I progetti di ricerca e monitoraggio della contaminazione ambientale da farmaci
Da questa problematica, sono nati diversi progetti di monitoraggio e ricerca della dispersione dei farmaci nell’ambiente. In Italia, ad esempio, è stato avviato uno studio chiamato “AQuaPO” guidato dall’ Autorità di Bacino Distrettuale del Fiume Po, dall’Istituto Superiore di Sanità, dalla Fondazione Lombardia per l’Ambiente e dall’Istituto di Ricerche Farmacologiche Mario Negri. Il territorio di indagine di questo progetto è dato dalle aree di confluenza del Po, con i principali affluenti Lambro, Adda, Ticino, Tanaro, Oglio, Mincio e Secchia. I primi prelievi sono iniziati in questi giorni, con lo scopo di quantificare la presenza di residui di farmaci, cosmetici e pesticidi e l’elaborazione dei dati che emergeranno dai campionamenti consentirà la comunicazione dei risultati del progetto nel 2025.
“In base alle analisi condotte in Italia, sia nei fiumi che tramite l’analisi delle acque reflue, il consumo prevalente è quello di antinfiammatori, diuretici, farmaci per la riduzione del colesterolo, oltre ad un uso abbondante di antibiotici che comunque non è egualmente diffuso in tutte le regioni, rilevando una maggior presenza nel sud Italia rispetto al nord” spiega la Dottoressa Sara Castiglioni, Capo Laboratorio Indicatori Epidemiologici Ambientali dell’Istituto Mario Negri di Milano. “Inoltre, nelle aree del nostro paese che registrano una maggior presenza di allevamenti, abbiamo riscontrato anche la presenza di antibiotici ad uso veterinario, che purtroppo si riversano nei fiumi. L’Italia è tra le nazioni in Europa che ha il consumo più elevato di antibiotici e questo crea un certo allarme perché la concentrazione di questi farmaci nell’ambiente può favorire l’insorgenza di antibiotico resistenza, uno dei maggiori problemi sanitari del momento”.
E’ interessante notare come, nel confronto con ricerche simili condotte in altre parti di Europa, si rilevi una differenza nella concentrazione delle sostanze rinvenute nelle acque: nel Nord Europa, ad esempio, non si riscontra una maggiore quantità di antibiotici, ma di sedativi e antidepressivi.
Le misure europee per contrastare le contaminazioni ambientali dei farmaci
Tra gli strumenti messi in atto dall’Unione Europea per combattere questi fenomeni, vi è l’Enviromental Risk Assestment (ERA), un processo di valutazione dell’impatto ambientale del farmaco. Secondo la legislazione europea, i farmaci sono considerati “contaminanti di preoccupazione emergente” non essendoci una chiara cognizione di quale sia il loro decorso nell’ambiente e quali possano essere i danni che arrecano all’ecosistema.

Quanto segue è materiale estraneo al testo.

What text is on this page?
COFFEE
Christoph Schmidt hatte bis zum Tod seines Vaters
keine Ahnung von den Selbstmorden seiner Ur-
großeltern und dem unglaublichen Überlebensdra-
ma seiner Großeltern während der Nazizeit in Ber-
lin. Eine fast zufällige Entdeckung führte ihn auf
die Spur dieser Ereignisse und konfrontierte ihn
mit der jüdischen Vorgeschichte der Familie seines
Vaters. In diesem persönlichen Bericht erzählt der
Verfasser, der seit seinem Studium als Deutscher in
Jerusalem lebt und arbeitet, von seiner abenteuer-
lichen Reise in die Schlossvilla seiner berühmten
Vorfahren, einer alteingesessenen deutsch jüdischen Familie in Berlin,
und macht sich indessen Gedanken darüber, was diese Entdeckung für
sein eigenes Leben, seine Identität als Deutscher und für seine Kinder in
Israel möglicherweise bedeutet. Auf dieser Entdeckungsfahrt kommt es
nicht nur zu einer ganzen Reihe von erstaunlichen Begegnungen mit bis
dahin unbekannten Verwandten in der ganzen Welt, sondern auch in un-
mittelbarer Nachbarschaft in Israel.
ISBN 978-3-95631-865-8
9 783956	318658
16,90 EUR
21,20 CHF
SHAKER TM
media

Una delle azioni più importanti della strategia farmaceutica per l’Europa è affrontare le sfide ambientali legate all’uso dei farmaci. Ciò include il rafforzamento dell’ERA al momento dell’Autorizzazione all’Immissione in Commercio (AIC) dei prodotti e la revisione della legislazione farmaceutica ove necessario. L’obiettivo generale dell’ERA dovrebbe essere quello di consentire l’identificazione e la gestione completa ed efficace di rischi ambientali dei prodotti medicinali, senza però compromettere la disponibilità dei farmaci per i pazienti. Oggi l’ERA è obbligatoria per tutte le aziende che immettono i loro medicinali sui mercati dell’Unione.
Come smaltire correttamente i farmaci scaduti o non più necessari
In base alla legislazione in materia, i medicinali rientrano fra i rifiuti urbani pericolosi e non possono essere gettati semplicemente nella spazzatura. Se la confezione e il foglietto illustrativo vanno buttati nella carta, il farmaco, scaduto o non più necessario, va portato, all’interno del suo blister, nei contenitori dedicati allo smaltimento di questi prodotti, localizzati presso le farmacie.
Bisognerebbe sempre evitare di fare scorte di farmaci e di acquistate medicinali in maniera preventiva, attenendosi alle reali esigenze e alle indicazioni del medico e dello specialista.